Mine is covered a little bit more than DHs but I still come back to work that hasn’t been done, whereas his isn’t touched and he has to catch up on it all (he’s higher up the food chain than me though so maybe that is a factor?)

It just got me wondering is this the norm? What happens when your off?

OP posts:
tobypercy · 17/11/2021 16:52

I envy my DH. He has a fixed number of appointments each day, and there are no appointments when he's off, so no catching up.

I work in professional services consultancy. How much gets done when I'm off depends how much I've handed over to a colleague.... usually not much because they're busy too. Anything time critical gets left with someone, and anything else just gets delayed.

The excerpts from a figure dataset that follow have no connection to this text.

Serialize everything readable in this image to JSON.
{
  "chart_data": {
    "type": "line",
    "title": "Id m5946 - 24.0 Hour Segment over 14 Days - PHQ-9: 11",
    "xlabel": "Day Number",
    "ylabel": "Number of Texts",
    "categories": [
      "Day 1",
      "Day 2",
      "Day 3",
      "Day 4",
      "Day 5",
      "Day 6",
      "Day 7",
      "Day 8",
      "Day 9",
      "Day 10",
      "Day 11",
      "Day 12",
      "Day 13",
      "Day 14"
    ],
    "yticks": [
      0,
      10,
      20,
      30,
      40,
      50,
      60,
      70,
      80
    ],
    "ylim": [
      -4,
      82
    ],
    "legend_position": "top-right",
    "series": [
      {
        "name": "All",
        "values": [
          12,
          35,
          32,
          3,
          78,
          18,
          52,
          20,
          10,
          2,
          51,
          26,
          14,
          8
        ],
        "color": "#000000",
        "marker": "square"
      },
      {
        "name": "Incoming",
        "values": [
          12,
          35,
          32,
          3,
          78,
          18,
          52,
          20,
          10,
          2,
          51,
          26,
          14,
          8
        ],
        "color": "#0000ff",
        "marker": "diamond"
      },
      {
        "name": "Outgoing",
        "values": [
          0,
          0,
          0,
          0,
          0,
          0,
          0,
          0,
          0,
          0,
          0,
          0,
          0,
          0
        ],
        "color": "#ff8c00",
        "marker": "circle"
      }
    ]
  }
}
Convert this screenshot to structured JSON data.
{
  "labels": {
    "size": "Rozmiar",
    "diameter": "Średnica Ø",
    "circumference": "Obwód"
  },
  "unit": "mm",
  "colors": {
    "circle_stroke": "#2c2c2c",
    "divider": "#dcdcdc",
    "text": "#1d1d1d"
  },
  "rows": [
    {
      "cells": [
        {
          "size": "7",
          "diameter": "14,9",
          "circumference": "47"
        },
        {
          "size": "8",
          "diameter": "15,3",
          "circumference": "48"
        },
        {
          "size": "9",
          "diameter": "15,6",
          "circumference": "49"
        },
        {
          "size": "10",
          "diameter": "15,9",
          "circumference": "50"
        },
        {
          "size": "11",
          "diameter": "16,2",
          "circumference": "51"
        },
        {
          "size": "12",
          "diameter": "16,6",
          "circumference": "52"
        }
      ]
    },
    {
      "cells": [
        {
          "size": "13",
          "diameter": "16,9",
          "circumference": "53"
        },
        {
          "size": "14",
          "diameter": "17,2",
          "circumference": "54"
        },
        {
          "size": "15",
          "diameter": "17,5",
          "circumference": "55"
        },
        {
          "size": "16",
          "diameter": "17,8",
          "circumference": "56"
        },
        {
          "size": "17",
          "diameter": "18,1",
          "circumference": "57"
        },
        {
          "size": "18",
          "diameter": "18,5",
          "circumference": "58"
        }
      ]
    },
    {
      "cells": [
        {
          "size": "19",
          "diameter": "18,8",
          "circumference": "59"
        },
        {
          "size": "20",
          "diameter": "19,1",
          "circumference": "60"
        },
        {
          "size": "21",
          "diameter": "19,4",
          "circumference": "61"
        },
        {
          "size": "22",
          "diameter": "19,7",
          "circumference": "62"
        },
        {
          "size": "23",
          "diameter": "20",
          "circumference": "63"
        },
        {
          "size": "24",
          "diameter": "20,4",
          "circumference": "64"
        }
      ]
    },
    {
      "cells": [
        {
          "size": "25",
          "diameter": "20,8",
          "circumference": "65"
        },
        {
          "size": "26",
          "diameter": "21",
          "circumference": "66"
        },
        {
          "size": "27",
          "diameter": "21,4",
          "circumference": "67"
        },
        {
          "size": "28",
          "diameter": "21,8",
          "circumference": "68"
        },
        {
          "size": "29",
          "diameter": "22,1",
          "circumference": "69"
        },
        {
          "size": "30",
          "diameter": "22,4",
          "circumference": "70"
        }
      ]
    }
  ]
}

What other option is there? We're a paid-by-the-hour consultancy, we can't afford to have people sitting about doing nothing waiting to provide holiday cover, everyone has their own work, and the time needed to recruit & train & familiarise a temp in a technical field with ongoing projects would be longer than my holidays (even if we could find one - it's an employees' market just now, none of the companies in my field can recruit fast enough just now).

Lovinglife45 · 17/11/2021 16:58

The most urgent tasks and queries are dealt with by a colleague. Everything else is waiting for me on my return.

The day before I return from leave, I spend several hours reading and categorising my emails. It stops me feeling overwhelmed and out of the loop on my first day back.

Lovinglife45 · 17/11/2021 17:01

tobypercy
Your husband's role sounds fantastic. He basically picks up from where he left off - absolute bliss!

Crunchymum · 17/11/2021 17:02

My role is pretty varied and I support a number of teams (sales, consultancy and finance) so yes someone covers the fundamentals. Anything that can be left for me though, is left.

Thankfully I work with a colleague whom knows my role well (and vice versa) so we cover each other quite seamlessly. Unless we are both off rare but there will be times throughout the year we are both off and then things have to get routed through our US office so often one of us is back before anything is actioned Shock

ithoughtisawapuddycat · 17/11/2021 17:04

One element of my job is covered but the main part isn't. I have to do the prep work before I'm off. I've not actually been off unexpectedly since my role development into what it is now but if I was ill, I'm not sure anyone could cover for me. Thankfully it hasn't happened and unless I was in hospital, I'd do limited work from home.

ifoundthebread · 17/11/2021 17:07

Mine does, because if it didn't there would be a lot less people able to pick their shopping up on time or it being delivered on time.

Knittingnanny · 17/11/2021 17:10

@Isabellabasil Yes! I’m retired now but had covid mildly a couple of weeks ago and said to my husband if this wasn’t covid I’d be at school today. I used to dread being ill and having to call my head before 7.30am. I can still hear the silent groan she made as she calculated the cost of a supply teacher for my class of 30 infants. By lunchtime I’d get a call to check I was returning the next day.

megletthesecond · 17/11/2021 17:11

Yes, almost everything.
I'm part of a small admin team so we can all do most of the work.

thecatsthecats · 17/11/2021 17:27

In my old job, it wasn't so much cover as opportunity cost.

Most of my workload had "cover", some of it would build up, but another chunk was opportunity generation and future-proofing. Hard to put a figure on lost opportunities as when they're gone, they're gone.

Bluntness100 · 17/11/2021 17:31

No, but I tend to cover it remotely if I see something urgent coming in, I have my work emails come through on my work phone.

If I was off unexpectedly for a prolonged period my boss would cover it.